New research commissioned by energy firm Squeaky has revealed that UK energy customers are confused about what terms like ‘green’, ‘renewable’ and ‘sustainable’ really mean.
In a survey of over 2,000 UK energy customers, 43% believed ‘renewable energy’ to mean energy from sources which are non-polluting, sustainable or carbon neutral.
Squeaky has said that many energy providers use ‘renewable’ to describe energy from ‘dirty’ sources including biomass, which involves burning wood or waste and which releases both solid carbon particulates and greenhouse gases like carbon dioxide (CO2) and research has been suggested are more environmentally damaging than burning coal.
Only 34% of the respondents knew that renewable energy includes biomass, in contrast to 85% who believed renewable to be sourced from solar and wind power, and 75% who believed that also included hydropower.
When offered an explanation of what biomass fuel is, only 23% of respondents agreed that it could be suitably interpreted as ‘green’ energy.
Squeaky is now calling on energy industry regulator Ofgem to develop and enforce a clear standard labelling system for energy products, similar to the colour-coded nutritional information on pre-packaged food.
Chris Bowden, founder of Squeaky said: ‘Recent investigations have revealed that consumers are being hoodwinked into buying energy which they think is non-polluting.

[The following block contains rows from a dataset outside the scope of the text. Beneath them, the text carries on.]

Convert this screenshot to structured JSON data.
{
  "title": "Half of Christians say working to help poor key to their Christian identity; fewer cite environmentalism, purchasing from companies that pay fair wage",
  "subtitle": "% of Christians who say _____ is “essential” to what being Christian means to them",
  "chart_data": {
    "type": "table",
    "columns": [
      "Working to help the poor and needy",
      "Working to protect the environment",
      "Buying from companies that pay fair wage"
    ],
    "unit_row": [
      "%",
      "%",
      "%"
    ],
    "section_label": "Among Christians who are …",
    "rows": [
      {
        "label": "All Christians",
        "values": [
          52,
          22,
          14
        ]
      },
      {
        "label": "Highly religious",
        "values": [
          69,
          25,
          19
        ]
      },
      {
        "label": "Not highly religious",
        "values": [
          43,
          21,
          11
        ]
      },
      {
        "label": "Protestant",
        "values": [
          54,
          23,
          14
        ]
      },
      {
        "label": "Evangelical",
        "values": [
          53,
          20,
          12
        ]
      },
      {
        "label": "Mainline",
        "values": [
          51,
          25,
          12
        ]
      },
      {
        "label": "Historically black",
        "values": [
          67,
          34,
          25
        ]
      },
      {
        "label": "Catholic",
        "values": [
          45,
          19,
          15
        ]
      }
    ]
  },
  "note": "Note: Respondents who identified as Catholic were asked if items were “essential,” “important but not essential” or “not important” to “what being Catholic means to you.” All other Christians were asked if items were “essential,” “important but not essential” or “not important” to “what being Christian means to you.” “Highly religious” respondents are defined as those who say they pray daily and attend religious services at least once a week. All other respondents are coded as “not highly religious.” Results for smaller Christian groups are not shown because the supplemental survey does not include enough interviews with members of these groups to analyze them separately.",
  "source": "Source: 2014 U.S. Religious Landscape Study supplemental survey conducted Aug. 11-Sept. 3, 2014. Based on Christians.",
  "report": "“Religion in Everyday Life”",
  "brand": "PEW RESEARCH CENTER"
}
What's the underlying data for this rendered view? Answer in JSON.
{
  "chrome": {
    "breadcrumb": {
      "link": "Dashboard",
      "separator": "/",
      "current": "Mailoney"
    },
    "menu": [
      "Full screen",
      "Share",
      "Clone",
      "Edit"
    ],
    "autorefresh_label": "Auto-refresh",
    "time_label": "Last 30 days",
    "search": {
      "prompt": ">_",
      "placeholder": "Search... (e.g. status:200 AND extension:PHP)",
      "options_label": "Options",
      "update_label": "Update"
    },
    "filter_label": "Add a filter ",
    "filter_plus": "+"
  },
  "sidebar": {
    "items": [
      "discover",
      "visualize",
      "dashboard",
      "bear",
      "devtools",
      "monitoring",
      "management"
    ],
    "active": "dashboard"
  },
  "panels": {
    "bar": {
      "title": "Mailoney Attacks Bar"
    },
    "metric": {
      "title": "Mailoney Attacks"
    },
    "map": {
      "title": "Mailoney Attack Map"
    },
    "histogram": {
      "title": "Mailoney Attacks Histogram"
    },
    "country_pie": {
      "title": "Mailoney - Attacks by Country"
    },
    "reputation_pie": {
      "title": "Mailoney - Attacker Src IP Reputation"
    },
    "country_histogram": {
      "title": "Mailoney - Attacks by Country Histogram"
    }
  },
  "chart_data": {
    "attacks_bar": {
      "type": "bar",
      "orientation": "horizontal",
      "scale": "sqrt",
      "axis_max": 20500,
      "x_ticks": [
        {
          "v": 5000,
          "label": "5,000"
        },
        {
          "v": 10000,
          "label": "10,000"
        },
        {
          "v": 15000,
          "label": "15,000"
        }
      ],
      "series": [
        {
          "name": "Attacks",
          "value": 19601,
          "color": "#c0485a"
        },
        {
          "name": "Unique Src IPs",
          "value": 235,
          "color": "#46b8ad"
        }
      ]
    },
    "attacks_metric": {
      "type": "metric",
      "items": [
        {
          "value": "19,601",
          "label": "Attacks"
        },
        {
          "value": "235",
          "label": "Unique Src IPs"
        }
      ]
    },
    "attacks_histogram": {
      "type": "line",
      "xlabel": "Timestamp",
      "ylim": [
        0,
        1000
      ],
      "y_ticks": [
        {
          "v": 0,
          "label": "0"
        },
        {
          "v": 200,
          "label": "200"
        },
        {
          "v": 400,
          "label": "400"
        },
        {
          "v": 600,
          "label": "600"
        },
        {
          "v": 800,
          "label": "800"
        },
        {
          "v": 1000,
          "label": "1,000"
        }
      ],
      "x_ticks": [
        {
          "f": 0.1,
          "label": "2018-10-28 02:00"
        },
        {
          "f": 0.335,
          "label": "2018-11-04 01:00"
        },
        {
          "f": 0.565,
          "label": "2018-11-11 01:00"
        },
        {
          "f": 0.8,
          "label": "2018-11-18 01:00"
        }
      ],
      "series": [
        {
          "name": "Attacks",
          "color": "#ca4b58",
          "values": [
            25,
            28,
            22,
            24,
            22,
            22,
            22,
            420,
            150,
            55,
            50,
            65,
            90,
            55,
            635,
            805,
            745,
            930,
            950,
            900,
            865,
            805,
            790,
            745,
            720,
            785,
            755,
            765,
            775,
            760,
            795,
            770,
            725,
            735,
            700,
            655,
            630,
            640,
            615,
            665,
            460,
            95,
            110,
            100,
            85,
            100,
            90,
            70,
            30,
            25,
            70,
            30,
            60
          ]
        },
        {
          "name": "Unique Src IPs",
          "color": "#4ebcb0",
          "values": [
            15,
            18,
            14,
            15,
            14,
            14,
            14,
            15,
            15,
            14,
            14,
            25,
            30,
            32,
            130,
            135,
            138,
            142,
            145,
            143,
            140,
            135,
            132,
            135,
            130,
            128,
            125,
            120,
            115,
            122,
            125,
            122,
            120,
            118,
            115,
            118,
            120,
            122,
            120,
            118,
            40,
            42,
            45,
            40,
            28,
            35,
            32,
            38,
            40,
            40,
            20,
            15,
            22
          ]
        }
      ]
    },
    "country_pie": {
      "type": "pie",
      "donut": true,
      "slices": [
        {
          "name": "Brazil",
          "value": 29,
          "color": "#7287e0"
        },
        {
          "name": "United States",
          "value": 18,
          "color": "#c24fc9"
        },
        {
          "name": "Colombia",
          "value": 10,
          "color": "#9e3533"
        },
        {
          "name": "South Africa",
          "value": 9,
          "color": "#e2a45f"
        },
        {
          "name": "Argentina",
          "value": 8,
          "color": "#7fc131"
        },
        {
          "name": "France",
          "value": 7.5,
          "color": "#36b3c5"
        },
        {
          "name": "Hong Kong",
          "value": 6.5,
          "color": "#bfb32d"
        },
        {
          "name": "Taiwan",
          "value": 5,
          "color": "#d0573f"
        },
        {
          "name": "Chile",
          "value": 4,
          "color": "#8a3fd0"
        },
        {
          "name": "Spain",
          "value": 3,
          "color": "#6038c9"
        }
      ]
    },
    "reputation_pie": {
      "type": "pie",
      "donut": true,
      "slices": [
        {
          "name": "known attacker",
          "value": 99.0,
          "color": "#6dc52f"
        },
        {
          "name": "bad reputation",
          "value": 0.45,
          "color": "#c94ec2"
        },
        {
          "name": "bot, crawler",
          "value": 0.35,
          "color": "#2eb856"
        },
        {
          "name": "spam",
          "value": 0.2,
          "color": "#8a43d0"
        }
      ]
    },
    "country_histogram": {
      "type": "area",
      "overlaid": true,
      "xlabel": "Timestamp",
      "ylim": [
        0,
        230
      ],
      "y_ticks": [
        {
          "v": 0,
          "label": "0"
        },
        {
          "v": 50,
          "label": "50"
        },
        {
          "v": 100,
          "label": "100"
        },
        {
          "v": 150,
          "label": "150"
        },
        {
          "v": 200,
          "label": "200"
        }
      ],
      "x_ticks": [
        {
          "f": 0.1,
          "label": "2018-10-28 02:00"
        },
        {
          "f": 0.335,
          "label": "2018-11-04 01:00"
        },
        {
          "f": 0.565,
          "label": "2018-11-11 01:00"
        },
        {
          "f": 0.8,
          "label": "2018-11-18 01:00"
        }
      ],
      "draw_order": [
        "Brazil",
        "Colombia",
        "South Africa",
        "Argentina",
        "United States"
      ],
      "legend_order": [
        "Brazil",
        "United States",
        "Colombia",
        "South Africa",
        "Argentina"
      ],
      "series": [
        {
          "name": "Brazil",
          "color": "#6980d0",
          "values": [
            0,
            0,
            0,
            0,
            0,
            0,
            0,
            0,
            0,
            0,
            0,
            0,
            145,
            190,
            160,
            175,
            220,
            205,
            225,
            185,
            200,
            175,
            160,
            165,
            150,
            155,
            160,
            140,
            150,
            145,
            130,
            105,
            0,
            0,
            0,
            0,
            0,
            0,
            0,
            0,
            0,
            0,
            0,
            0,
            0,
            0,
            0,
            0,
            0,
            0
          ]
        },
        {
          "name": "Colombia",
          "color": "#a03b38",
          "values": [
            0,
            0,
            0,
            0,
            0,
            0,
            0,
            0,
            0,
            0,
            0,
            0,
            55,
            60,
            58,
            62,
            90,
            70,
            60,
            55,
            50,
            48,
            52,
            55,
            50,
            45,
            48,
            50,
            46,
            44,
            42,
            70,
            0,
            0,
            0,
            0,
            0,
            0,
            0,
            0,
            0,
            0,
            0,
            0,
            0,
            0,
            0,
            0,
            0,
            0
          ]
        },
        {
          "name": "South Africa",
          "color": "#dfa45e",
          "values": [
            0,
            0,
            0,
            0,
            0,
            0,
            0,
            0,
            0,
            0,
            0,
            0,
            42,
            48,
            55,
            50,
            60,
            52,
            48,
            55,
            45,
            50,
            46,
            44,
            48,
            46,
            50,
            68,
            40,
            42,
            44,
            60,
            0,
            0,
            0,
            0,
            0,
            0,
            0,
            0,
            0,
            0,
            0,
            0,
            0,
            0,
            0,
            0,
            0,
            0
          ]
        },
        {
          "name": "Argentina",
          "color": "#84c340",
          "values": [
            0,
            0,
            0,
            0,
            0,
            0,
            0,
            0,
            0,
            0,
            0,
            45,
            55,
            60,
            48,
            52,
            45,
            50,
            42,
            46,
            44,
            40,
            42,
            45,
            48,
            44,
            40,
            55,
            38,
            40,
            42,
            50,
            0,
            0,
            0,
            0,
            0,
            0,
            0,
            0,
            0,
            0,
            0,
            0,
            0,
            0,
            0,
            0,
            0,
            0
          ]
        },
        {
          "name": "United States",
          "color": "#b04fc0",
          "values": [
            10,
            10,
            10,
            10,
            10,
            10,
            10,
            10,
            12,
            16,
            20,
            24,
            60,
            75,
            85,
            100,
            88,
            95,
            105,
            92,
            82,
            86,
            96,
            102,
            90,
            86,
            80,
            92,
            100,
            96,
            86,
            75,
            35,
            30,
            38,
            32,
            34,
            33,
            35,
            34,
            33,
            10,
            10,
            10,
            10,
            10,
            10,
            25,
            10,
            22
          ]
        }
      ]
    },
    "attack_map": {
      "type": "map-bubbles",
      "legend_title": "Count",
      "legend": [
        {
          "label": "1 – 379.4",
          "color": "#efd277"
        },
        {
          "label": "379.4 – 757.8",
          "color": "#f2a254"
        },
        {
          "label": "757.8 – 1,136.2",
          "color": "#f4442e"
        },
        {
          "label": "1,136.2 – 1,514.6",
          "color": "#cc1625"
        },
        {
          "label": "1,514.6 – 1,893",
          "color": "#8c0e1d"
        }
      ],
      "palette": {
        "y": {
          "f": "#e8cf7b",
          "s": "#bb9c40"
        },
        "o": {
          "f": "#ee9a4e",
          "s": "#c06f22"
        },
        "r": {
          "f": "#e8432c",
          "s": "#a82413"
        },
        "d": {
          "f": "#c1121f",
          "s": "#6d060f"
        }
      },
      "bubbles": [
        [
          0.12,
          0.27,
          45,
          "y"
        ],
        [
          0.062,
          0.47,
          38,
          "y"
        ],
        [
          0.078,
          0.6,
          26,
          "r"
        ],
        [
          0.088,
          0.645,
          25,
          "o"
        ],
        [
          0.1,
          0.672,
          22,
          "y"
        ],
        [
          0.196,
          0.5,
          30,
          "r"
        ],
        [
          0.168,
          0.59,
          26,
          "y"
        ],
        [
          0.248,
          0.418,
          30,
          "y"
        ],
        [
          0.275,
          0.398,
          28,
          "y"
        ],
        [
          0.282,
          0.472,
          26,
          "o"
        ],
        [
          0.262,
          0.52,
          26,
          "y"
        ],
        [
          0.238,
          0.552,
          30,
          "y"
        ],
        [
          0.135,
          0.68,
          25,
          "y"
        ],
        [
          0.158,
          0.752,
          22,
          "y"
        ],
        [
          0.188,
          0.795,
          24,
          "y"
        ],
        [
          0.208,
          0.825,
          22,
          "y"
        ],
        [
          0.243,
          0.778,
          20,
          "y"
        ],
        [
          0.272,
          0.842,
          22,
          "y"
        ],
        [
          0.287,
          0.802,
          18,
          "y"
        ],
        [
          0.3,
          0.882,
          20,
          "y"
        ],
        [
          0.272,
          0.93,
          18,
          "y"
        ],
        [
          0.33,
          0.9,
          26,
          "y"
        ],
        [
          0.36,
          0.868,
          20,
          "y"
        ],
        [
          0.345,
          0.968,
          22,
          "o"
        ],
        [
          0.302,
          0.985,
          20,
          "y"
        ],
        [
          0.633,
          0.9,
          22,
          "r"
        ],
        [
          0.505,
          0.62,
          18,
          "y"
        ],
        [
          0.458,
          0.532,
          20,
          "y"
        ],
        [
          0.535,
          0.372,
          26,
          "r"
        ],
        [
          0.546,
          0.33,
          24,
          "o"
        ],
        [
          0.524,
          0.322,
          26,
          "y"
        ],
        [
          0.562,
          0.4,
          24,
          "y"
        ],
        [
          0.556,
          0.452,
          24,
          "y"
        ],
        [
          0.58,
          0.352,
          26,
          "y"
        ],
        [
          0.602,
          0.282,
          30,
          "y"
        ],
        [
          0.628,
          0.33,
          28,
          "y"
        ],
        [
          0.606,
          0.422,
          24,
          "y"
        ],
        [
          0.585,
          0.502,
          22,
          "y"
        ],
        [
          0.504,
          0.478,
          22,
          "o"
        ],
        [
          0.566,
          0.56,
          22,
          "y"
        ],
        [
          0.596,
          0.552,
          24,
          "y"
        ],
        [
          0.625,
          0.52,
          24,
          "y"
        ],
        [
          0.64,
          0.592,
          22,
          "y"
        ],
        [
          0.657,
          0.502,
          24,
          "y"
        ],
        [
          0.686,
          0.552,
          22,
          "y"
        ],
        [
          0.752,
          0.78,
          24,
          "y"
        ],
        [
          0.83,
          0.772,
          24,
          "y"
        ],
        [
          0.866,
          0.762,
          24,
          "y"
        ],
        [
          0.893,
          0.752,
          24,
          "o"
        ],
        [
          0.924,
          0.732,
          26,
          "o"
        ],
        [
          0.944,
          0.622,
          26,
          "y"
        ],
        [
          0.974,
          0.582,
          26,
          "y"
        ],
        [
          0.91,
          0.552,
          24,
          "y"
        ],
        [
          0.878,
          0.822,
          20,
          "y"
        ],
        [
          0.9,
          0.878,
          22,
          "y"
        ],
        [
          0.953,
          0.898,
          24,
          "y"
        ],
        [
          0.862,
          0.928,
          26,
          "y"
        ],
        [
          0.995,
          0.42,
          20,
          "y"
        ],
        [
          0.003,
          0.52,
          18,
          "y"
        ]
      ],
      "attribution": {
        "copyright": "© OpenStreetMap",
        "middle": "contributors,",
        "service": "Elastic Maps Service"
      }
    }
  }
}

‘Not only do domestic and small business customers have to battle with a variety of misleading claims and poorly presented information, they are then being charged a premium for what they believe is environmentally friendly energy which can more polluting than coal.
‘We want to see clean up the energy market and give customers a simple and clear way to understand energy sources and make informed decisions about where they buy their energy from.’
Squeaky has proposed using the following definitions to reduce consumer confusion:
- Energy that is derived from natural, non-polluting, UK resources that are capable of being replenished in a short time scale, such as wind, solar, geothermal, wave, tidal and hydropower.
- Energy that is derived from non-fossil sources: wind, solar, geothermal, wave, tidal, hydropower, biomass, landfill gas, sewage treatment plant gas and biogases, and can be imported from overseas.
- Energy that is derived from all forms of generation including oil, coal, gas, nuclear and renewable energy.